VERITAS Volume Manager 3.5 User's Guide - VERITAS Enterprise Administrator (September 2004)
Getting Started with VxVM VEA
Disk Failure or Removal
Chapter 244
Disk Failure or Removal
Moving a subdisk for redundant volumes (mirrored or RAID-5) will use
the redundant data to recreate the subdisk on the healthy disk. However,
for nonredundant volumes (concatenated or striped), the data cannot be
recreated and doing subdisk move will therefore lose data, which could
be recovered if the disk can be repaired. Thus, when you attempt to move
a subdisk from a failed or missing disk that has nonredundant data, a
dialog box comes up that asks you if you want to force the move. You may
want to force the move if you don't need the data anymore or you can no
longer recover the data. By doing so, you will retain the volume structure
but there is no guarantee that the data will be recoverable.

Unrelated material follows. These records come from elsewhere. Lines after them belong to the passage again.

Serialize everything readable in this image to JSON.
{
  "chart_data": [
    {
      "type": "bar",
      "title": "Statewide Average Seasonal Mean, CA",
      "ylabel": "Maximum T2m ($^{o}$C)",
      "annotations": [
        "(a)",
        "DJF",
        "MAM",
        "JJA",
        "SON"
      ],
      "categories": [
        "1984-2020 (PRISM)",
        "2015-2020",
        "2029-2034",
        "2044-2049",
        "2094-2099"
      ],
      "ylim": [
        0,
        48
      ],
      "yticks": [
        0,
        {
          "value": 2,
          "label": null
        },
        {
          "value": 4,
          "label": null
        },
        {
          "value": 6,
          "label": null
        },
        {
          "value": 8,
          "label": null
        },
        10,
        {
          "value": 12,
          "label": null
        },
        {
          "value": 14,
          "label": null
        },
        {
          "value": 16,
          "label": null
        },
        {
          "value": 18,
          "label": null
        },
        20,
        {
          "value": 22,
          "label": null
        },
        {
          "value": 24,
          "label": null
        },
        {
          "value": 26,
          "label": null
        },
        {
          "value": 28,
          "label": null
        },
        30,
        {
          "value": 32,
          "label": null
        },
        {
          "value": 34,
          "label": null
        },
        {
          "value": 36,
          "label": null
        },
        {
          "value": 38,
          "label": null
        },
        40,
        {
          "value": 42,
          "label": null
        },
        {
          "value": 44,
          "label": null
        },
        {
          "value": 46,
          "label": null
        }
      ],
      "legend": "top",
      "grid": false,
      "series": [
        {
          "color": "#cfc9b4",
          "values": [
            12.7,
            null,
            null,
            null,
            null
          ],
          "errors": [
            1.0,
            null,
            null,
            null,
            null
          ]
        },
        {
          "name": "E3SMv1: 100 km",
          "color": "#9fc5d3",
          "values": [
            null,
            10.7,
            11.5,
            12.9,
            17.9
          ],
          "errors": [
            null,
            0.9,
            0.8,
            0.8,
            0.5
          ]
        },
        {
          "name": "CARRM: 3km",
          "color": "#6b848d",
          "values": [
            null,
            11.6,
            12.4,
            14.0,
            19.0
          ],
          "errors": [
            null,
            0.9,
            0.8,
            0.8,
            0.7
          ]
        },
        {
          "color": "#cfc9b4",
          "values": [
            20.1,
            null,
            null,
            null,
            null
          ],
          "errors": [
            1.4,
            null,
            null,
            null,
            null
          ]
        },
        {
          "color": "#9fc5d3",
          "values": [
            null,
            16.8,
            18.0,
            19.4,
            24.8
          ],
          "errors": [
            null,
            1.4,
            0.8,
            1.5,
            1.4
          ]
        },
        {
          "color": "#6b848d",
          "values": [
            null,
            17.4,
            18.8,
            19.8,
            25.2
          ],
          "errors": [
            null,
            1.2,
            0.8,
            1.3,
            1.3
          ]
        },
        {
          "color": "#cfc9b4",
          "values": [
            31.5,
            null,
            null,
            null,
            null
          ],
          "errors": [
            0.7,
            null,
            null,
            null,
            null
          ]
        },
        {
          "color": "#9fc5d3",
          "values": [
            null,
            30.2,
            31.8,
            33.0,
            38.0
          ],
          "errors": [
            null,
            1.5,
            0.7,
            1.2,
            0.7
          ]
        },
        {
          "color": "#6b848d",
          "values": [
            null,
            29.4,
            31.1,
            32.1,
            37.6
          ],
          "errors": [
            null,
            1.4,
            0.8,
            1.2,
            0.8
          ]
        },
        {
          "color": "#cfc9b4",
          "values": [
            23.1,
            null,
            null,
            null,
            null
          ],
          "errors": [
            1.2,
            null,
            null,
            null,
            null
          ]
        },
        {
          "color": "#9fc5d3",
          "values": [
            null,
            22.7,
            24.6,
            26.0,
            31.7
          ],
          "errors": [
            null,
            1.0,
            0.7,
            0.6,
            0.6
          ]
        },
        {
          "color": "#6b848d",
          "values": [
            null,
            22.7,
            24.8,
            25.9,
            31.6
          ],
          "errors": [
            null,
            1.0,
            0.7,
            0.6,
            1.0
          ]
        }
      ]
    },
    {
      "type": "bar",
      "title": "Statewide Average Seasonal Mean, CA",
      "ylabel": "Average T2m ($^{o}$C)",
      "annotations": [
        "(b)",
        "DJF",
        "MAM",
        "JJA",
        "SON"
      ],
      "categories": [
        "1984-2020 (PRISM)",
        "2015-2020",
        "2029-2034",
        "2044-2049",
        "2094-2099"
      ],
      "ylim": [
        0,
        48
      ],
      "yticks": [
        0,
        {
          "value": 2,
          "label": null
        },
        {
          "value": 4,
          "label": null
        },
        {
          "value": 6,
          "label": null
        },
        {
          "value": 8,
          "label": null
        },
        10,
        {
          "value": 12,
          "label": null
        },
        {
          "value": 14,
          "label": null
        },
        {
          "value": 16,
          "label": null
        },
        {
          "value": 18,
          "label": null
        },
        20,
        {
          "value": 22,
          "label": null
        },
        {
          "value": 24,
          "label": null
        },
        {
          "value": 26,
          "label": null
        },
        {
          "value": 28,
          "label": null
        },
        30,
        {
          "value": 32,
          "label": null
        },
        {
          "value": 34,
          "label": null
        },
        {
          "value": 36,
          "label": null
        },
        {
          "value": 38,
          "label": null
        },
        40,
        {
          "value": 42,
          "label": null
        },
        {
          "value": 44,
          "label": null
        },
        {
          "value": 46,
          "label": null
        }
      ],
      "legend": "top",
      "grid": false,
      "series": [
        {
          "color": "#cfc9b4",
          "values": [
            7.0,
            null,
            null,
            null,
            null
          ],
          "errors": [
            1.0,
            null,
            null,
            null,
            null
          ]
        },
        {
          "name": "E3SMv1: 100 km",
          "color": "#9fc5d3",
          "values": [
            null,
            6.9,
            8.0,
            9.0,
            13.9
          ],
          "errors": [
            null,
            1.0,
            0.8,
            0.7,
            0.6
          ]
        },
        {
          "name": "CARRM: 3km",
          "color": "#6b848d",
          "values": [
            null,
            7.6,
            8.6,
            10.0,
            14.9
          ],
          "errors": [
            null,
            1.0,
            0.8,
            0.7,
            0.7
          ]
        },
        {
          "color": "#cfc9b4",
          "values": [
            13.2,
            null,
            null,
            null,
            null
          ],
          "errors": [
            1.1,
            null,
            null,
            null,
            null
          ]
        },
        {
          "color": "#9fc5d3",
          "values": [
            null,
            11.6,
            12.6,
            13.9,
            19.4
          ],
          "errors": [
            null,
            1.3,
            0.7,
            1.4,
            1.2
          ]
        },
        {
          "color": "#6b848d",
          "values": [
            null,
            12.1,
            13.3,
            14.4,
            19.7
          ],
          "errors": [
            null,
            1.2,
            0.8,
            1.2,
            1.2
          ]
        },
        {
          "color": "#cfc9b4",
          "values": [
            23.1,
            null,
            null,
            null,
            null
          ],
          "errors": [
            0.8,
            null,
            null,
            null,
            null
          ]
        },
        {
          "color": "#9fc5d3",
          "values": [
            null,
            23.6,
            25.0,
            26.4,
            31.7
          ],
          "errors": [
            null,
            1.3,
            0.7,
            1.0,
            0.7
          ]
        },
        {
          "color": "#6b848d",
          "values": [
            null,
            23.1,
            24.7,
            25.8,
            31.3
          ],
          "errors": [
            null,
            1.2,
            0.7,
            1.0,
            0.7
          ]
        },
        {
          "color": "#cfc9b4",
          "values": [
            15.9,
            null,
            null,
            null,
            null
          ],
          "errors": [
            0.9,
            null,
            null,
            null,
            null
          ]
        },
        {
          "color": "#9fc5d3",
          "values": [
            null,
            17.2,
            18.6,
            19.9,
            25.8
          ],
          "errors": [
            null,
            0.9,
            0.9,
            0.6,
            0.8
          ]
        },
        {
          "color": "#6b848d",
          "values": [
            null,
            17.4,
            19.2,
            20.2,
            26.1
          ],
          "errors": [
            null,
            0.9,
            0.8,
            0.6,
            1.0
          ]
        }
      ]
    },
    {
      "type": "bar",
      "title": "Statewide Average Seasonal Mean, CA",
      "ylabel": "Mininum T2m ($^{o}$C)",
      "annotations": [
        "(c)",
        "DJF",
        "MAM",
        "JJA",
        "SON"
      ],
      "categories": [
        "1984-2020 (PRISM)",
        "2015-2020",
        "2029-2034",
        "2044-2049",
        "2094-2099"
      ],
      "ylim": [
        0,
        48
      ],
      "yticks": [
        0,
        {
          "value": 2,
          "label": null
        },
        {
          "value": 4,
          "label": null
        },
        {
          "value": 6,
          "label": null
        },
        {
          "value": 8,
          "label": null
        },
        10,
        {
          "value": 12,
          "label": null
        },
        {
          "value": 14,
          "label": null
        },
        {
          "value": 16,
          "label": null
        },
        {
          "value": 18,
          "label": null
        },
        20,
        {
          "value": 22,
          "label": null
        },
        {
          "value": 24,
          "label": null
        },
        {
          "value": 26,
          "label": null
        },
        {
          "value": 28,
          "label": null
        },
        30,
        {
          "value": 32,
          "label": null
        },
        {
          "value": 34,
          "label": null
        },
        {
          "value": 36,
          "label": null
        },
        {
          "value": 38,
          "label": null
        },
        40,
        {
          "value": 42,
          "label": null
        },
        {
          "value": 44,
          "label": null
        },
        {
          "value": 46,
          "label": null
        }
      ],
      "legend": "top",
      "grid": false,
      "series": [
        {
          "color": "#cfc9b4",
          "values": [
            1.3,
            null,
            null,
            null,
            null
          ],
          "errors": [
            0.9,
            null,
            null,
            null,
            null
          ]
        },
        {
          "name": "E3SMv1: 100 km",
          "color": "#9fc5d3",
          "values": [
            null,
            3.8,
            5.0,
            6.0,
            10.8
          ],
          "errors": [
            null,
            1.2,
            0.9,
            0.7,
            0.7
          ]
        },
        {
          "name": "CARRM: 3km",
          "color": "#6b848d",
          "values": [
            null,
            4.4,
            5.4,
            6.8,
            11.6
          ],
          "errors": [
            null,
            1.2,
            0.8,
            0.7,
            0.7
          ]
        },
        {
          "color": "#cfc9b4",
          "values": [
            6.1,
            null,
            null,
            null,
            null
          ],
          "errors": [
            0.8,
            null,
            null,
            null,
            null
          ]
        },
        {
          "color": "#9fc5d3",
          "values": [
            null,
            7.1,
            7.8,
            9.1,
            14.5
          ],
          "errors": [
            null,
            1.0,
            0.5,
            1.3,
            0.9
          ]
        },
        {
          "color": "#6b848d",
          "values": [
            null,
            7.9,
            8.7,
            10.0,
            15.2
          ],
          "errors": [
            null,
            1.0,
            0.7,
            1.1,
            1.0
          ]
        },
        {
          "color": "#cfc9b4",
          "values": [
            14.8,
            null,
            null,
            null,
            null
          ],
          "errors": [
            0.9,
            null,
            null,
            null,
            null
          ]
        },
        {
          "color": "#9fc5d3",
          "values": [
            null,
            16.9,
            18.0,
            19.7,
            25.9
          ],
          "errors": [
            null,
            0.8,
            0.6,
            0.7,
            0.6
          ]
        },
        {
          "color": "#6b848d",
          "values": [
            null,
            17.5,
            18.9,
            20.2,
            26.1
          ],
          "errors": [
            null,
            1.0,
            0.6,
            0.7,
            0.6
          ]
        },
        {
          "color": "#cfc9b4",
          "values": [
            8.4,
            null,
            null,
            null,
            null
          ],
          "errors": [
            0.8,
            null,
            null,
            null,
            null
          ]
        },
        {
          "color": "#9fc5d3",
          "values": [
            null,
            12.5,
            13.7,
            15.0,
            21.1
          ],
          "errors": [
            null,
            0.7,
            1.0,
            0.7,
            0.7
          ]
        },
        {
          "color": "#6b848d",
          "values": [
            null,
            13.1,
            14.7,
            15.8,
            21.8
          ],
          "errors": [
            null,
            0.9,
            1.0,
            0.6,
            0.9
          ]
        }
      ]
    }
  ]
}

Use the “Moving a Subdisk” on page 148 feature to move the part of a
volume that is on a failed or missing disk to a healthy one.
Disk Phaseout
When a disk starts getting intermittent I/O errors and shows signs of
hardware fatigue, you can use the “Moving a Subdisk” on page 148
feature to move all its subdisks to healthier disks. The benefit of moving
subdisks instead of copying the volumes is that you need only enough
space on the receiving disks for the subdisks on the one failed disk, not
for entire volumes that may span multiple disks. Another advantage is
that there is no interruption in I/O.
Moving subdisks provides you a flexible means of making adjustments in
your storage system while it is up and running.